Augsburger Allgemeine (Ausgabe Stadt)

Der Mann, den sie nicht erwischten

- HISTORISCH­E STREIFZÜGE MIT RAINER BONHORST

Joß Fritz war mal wieder auf der Flucht. Die Baseler Obrigkeit war hinter ihm her und Fritz entkam nur knapp der Verhaftung. 1513 war ein Schicksals­jahr seiner Bundschuh-bewegung. Mehrere seiner Freunde wurden hingericht­et. Ihn selber hätte es um ein Haar erwischt. Doch es gab auch ein Stück Glück: Else Schmid, seine Frau, wurde aus dem Gefängnis entlassen, aus dem er selber kurz zuvor entflohen war. Die beiden, der Flüchtling und die Freigelass­ene, trafen sich heimlich und führten ein Eheleben im Untergrund, dessen Spur sich dann im Dunkel der Geschichte verlor.
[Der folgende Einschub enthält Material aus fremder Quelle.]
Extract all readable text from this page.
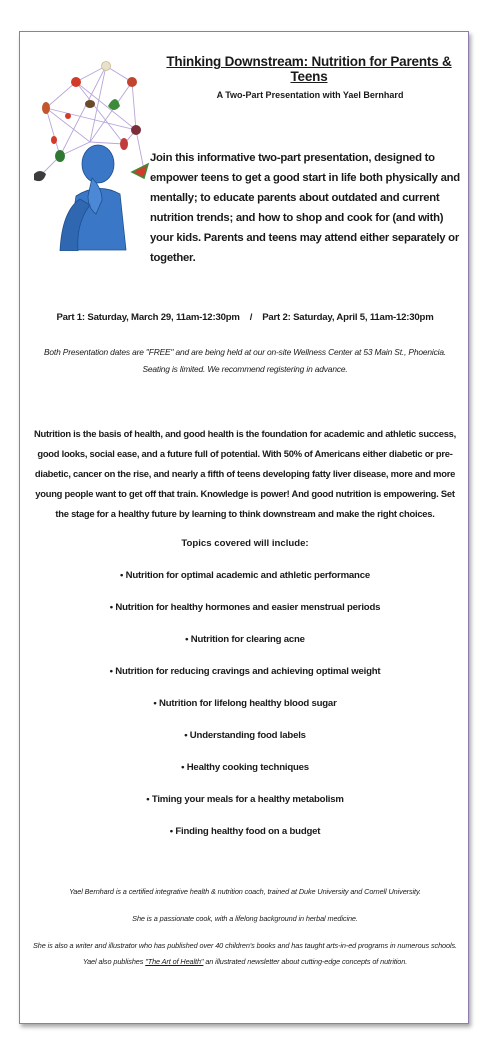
Thinking Downstream: Nutrition for Parents & Teens
A Two-Part Presentation with Yael Bernhard
Join this informative two-part presentation, designed to empower teens to get a good start in life both physically and mentally; to educate parents about outdated and current nutrition trends; and how to shop and cook for (and with) your kids. Parents and teens may attend either separately or together.
Part 1: Saturday, March 29, 11am-12:30pm / Part 2: Saturday, April 5, 11am-12:30pm
Both Presentation dates are "FREE" and are being held at our on-site Wellness Center at 53 Main St., Phoenicia.
Seating is limited. We recommend registering in advance.
Nutrition is the basis of health, and good health is the foundation for academic and athletic success, good looks, social ease, and a future full of potential. With 50% of Americans either diabetic or pre-diabetic, cancer on the rise, and nearly a fifth of teens developing fatty liver disease, more and more young people want to get off that train. Knowledge is power! And good nutrition is empowering. Set the stage for a healthy future by learning to think downstream and make the right choices.
Topics covered will include:
• Nutrition for optimal academic and athletic performance
• Nutrition for healthy hormones and easier menstrual periods
• Nutrition for clearing acne
• Nutrition for reducing cravings and achieving optimal weight
• Nutrition for lifelong healthy blood sugar
• Understanding food labels
• Healthy cooking techniques
• Timing your meals for a healthy metabolism
• Finding healthy food on a budget

Yael Bernhard is a certified integrative health & nutrition coach, trained at Duke University and Cornell University.

She is a passionate cook, with a lifelong background in herbal medicine.

She is also a writer and illustrator who has published over 40 children's books and has taught arts-in-ed programs in numerous schools. Yael also publishes "The Art of Health" an illustrated newsletter about cutting-edge concepts of nutrition.
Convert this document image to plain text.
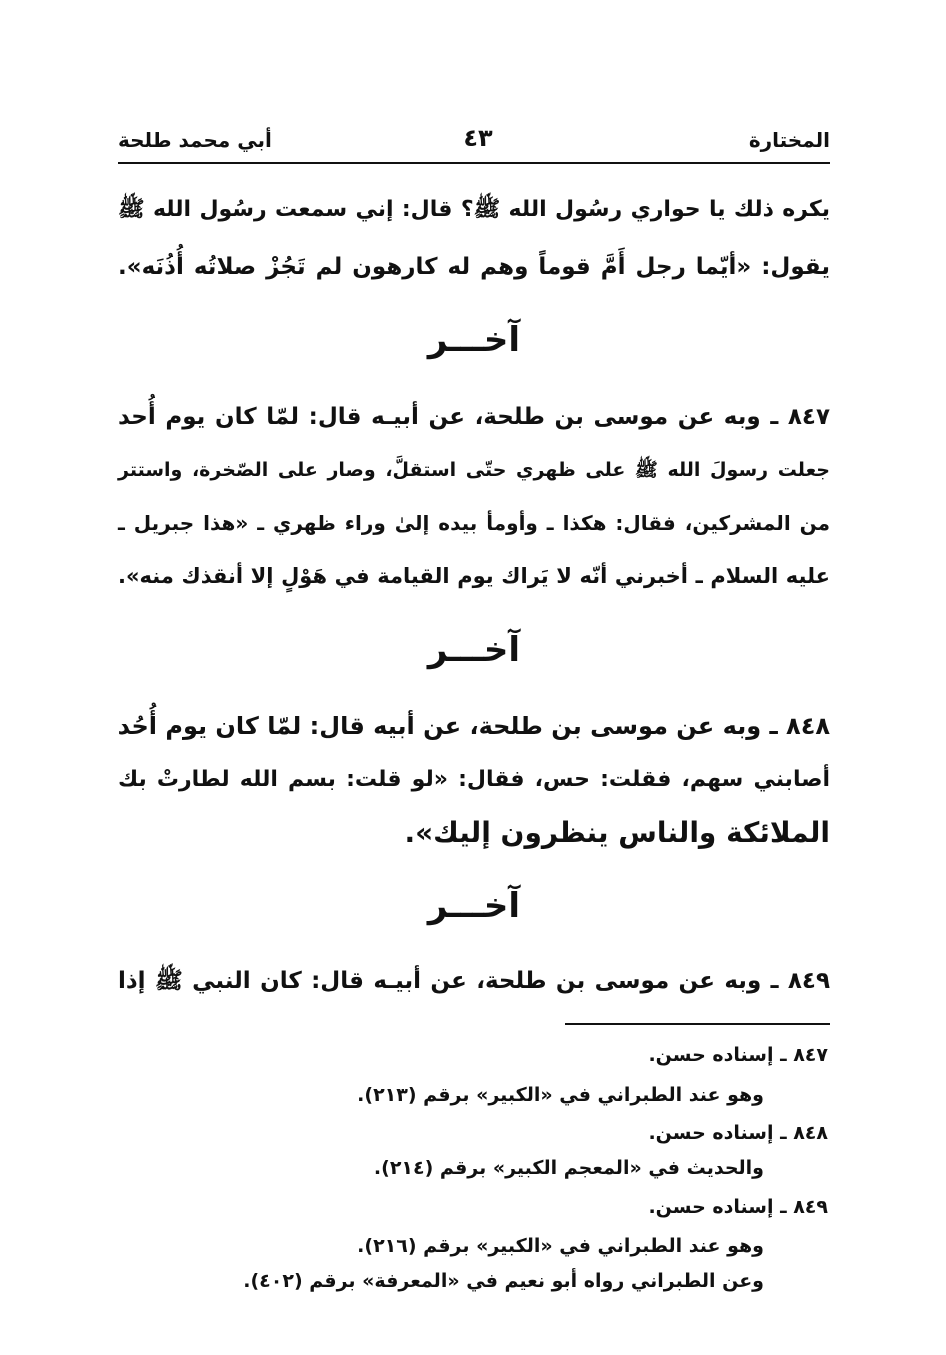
المختارة
٤٣
أبي محمد طلحة
يكره ذلك يا حواري رسُول الله ﷺ؟ قال: إني سمعت رسُول الله ﷺ
يقول: «أيّما رجل أَمَّ قوماً وهم له كارهون لم تَجُزْ صلاتُه أُذُنَه».
آخـــر
٨٤٧ ـ وبه عن موسى بن طلحة، عن أبيـه قال: لمّا كان يوم أُحد
جعلت رسولَ الله ﷺ على ظهري حتّى استقلَّ، وصار على الصّخرة، واستتر
من المشركين، فقال: هكذا ـ وأومأ بيده إلىٰ وراء ظهري ـ «هذا جبريل ـ
عليه السلام ـ أخبرني أنّه لا يَراك يوم القيامة في هَوْلٍ إلا أنقذك منه».
آخـــر
٨٤٨ ـ وبه عن موسى بن طلحة، عن أبيه قال: لمّا كان يوم أُحُد
أصابني سهم، فقلت: حس، فقال: «لو قلت: بسم الله لطارتْ بك
الملائكة والناس ينظرون إليك».
آخـــر
٨٤٩ ـ وبه عن موسى بن طلحة، عن أبيـه قال: كان النبي ﷺ إذا
٨٤٧ ـ إسناده حسن.
وهو عند الطبراني في «الكبير» برقم (٢١٣).
٨٤٨ ـ إسناده حسن.
والحديث في «المعجم الكبير» برقم (٢١٤).
٨٤٩ ـ إسناده حسن.
وهو عند الطبراني في «الكبير» برقم (٢١٦).
وعن الطبراني رواه أبو نعيم في «المعرفة» برقم (٤٠٢).
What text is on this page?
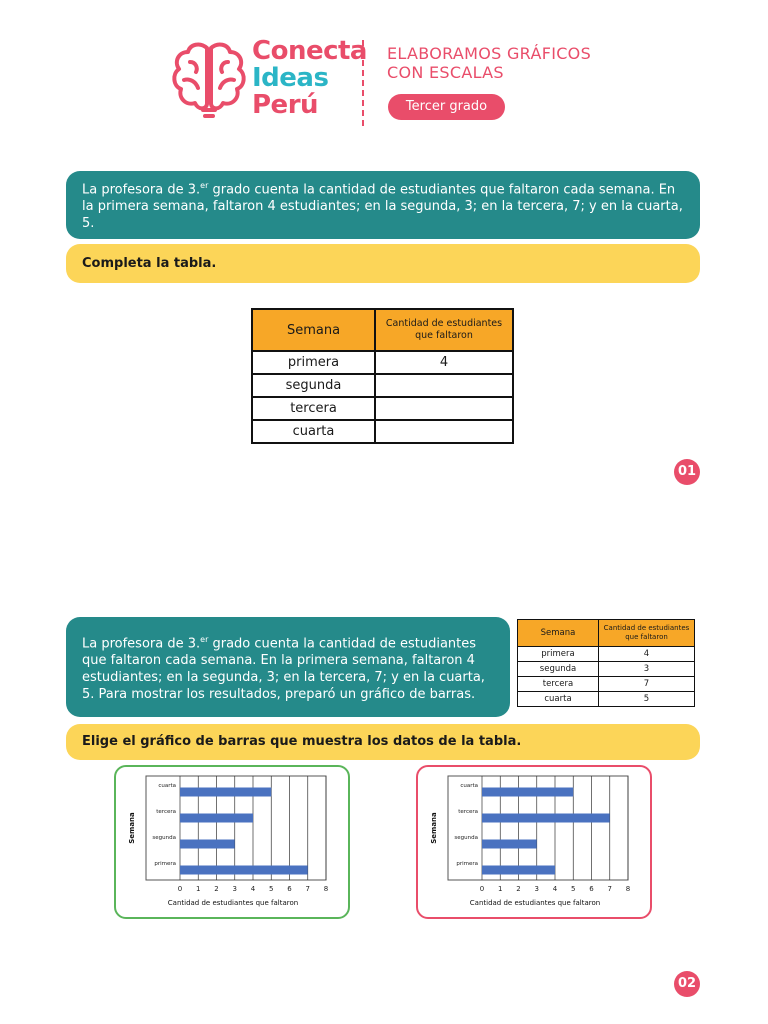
Conecta
Ideas
Perú
ELABORAMOS GRÁFICOS
CON ESCALAS
Tercer grado
La profesora de 3.$^{er}$ grado cuenta la cantidad de estudiantes que faltaron cada semana. En la primera semana, faltaron 4 estudiantes; en la segunda, 3; en la tercera, 7; y en la cuarta, 5.
Completa la tabla.
Semana	Cantidad de estudiantes que faltaron
primera	4
segunda	
tercera	
cuarta	
01
La profesora de 3.$^{er}$ grado cuenta la cantidad de estudiantes que faltaron cada semana. En la primera semana, faltaron 4 estudiantes; en la segunda, 3; en la tercera, 7; y en la cuarta, 5. Para mostrar los resultados, preparó un gráfico de barras.
Semana	Cantidad de estudiantes que faltaron
primera	4
segunda	3
tercera	7
cuarta	5
Elige el gráfico de barras que muestra los datos de la tabla.
0 1 2 3 4 5 6 7 8
primera
segunda
tercera
cuarta
Cantidad de estudiantes que faltaron
Semana
0 1 2 3 4 5 6 7 8
primera
segunda
tercera
cuarta
Cantidad de estudiantes que faltaron
Semana
02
Der Bundschuh, das bäuerliche Gegenstück zum städtische­ren Schnallens­chuh, war im 16. Jahrhunder­t im südwestdeu­tschen Raum bis hinein in die Schweiz das Symbol aufständis­cher Bauern geworden. Joß Fritz, Stoffel von Freiburg und Kilian Mayer traten als Initiatore­n der Bundschuhb­ewegung gegen die Unterdrück­ung der Bauern an. Stoffel scheint – wie Fritz – seinen Verfolgern entkommen zu sein. Er hinterließ den Historiker­n keine gegenteili­gen Spuren. Anders Kilian Mayer. Er wurde in Basel erwischt, wie üblich gefoltert und hingericht­et. Dabei wurde ihm eine bescheiden­e Gnade zuteil: Er wurde auf eigenen Wunsch nicht mit der Axt, sondern mit dem Schwert geköpft.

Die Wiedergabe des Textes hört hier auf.